In THE INCREDIBLY DANGEROUS ASTONISHINGLY LUCRATIVE AND POTENTIALLY COMPLETELY TRUE ADVENTURES OF BARRY SEAL, co-creator co-director co-performer Thaddeus Phillips plays Barry Seal, a real-life, infamous drug smuggler-turned-DEA-informant who eventually gained the ire of both smugglers and government agents. The play takes place in a brief period towards the end of Seal’s life, when he is grounded, under government scrutiny, and unusually in the dark.
At the base of a column, a single door is installed. Downstage of that, a car door sits on a little wheeled platform. Stage left, a payphone, whose light turns on or off depending on whether it’s being used, and in other parts of the stage are other bits of Seal’s Cadillac.
The whole set (co-created by Phillips and Jeff Becker) winks at us—wink wink, you see what I’m doing. The idea for the play came on the set of Alias El Mexicano, the Columbian TV show on which Phillips plays the same character. See, says the set, this is how TV is made. With carefully framed slices of lie.
When Phillips strolls to the Cadillac door and sits down on the other side of it, leaning out the window and speaking into his sat phone, we believe he is in his Cadillac, even if we can see his shoes poking out. The lights are never down on the rest of the stage—we see the other parts of the car, the Salvation Army dorm room with DJ Mario Cotto (who designed the music and plays Seal’s roommate) in it, the payphone—and we are let in on the trick.

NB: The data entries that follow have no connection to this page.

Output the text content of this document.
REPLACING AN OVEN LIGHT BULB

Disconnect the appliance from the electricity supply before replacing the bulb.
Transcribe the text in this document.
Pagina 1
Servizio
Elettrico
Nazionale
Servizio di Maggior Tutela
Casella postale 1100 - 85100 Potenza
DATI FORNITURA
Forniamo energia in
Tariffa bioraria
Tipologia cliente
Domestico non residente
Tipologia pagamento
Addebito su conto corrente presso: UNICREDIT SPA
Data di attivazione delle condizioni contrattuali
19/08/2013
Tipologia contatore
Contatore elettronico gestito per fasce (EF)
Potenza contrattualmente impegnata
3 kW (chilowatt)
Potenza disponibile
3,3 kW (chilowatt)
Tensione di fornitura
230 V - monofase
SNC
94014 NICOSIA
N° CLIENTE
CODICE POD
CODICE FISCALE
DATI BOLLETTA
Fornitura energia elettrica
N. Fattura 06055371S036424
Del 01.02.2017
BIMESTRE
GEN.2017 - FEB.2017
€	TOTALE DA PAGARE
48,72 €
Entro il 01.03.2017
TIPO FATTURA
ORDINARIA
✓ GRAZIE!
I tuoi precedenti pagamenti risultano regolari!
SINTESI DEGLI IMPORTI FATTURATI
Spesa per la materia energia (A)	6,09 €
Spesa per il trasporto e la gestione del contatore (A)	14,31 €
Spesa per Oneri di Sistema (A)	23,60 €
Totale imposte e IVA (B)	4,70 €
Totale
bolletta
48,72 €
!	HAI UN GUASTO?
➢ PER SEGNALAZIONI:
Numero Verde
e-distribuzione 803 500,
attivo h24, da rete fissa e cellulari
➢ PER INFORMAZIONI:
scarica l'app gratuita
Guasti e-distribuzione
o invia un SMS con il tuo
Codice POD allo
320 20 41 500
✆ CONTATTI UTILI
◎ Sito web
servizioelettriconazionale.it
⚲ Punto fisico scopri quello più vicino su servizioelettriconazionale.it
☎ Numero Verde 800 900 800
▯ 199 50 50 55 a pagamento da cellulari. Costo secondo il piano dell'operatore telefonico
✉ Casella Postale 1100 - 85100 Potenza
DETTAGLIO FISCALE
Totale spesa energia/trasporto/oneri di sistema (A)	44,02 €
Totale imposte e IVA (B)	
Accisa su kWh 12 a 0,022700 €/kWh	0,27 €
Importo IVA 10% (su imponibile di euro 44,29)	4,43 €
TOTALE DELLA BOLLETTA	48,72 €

The scenes, except one or two or three key moments, are quick, focused, tight, like TV scenes. Seal strolls from space to space, emulating TV’s quick cuts, giving us new backdrops to keep us focused.
Seal is cool. In his aviator glasses, starched green suit, and slicked-back hair, he talks with confidence, ease, and an assumed dominance. Whether he’s threatening the vice president of the USA or reading Goodnight Moon to his daughter, the cool just radiates. It’s a tool, surely, for a man who’s been in so many near-death situations, and it’s also a weapon.
It’s also a theatrical device. When presenting us with a deeply ambiguous and potentially loathsome character, there has to be some charm, and Phillips has picked up on the charm of an otherworldly cool.
The first time Seal climbs the column to enter his cramped Salvation Army dorm at the top of it, he wins over his roommate with that same cool. He sits right down in an armchair, perfectly at home, and proceeds to tell him about a time he was almost murdered. His tone is the same you’d use discussing a conversation with a witty janitor. The same Columbians who helped him load up his plane with cocaine started shooting at the the second they took off—and only Seal’s “lucky satellite phone,” which costs $22 a minute, saved his life.
In scenes like these, the story—and the writing, well tuned to the character’s voice—carry the moment.
The rest of the play is conversations over the phone with various people—ex-partners, girlfriends, wives, kids, government officials—where Seal attempts to wheel, cajole, charm, and threaten his way out of his increasingly bad situation.
About midway through, Seal and his roommate lie in bed, swapping stories. Seal begins with his childhood, the first time he ever saw an airplane, and suddenly a disco ball appears and sweet music plays. He moons on the freedom of his untethered smuggler days, flying over borders and performing death-defying aeronautics.
His roommate has stories, too. He talks about ‘Nam, and the insane girl he met when he came back, and their parties, and this new drug—crack. And they ran out of money, and she began to whore herself.
The disco ball stops moving. The music cuts out. And he wakes up to her dead body in the bed. Like Seal, he tries to stay cool, tell the story like it’s just one of those things, one episode in a life lived.
The play, for the most part, wants to de-problematize Seal, show him as a sort of victim of government corruption, his fall from freedom as the fall of something beautiful. This story-swapping is the only bit which confronts the cruel implications of Seal’s “freedom,” the only scene which really takes disaster seriously. This contradiction is at the core of the character’s potential dynamism, and Phillips’ disinterest in it—in favor of “cool”—deprives its main character of a dimension of interest and believability.
BARRY SEAL is an intriguing experiment in minimalism. Phillips bravely attempts to string us through a story carefully crafted in the quietness of one-sided phone calls: the increasingly desperate man, losing his grip on a world he once controlled, glimpsing reality only through telephone calls. The machismo drug dealer losing his potency. Phillips doubles down, staying in character between scenes, strolling coolly from set to set, making for laborious transitions, daring us to say we’re losing interest. It’s missing that something, though, and that something is a real glimpse into Seal’s soul. [FringeArts, 140 N. Columbus Blvd] May 14-16, 2015; fringearts.com.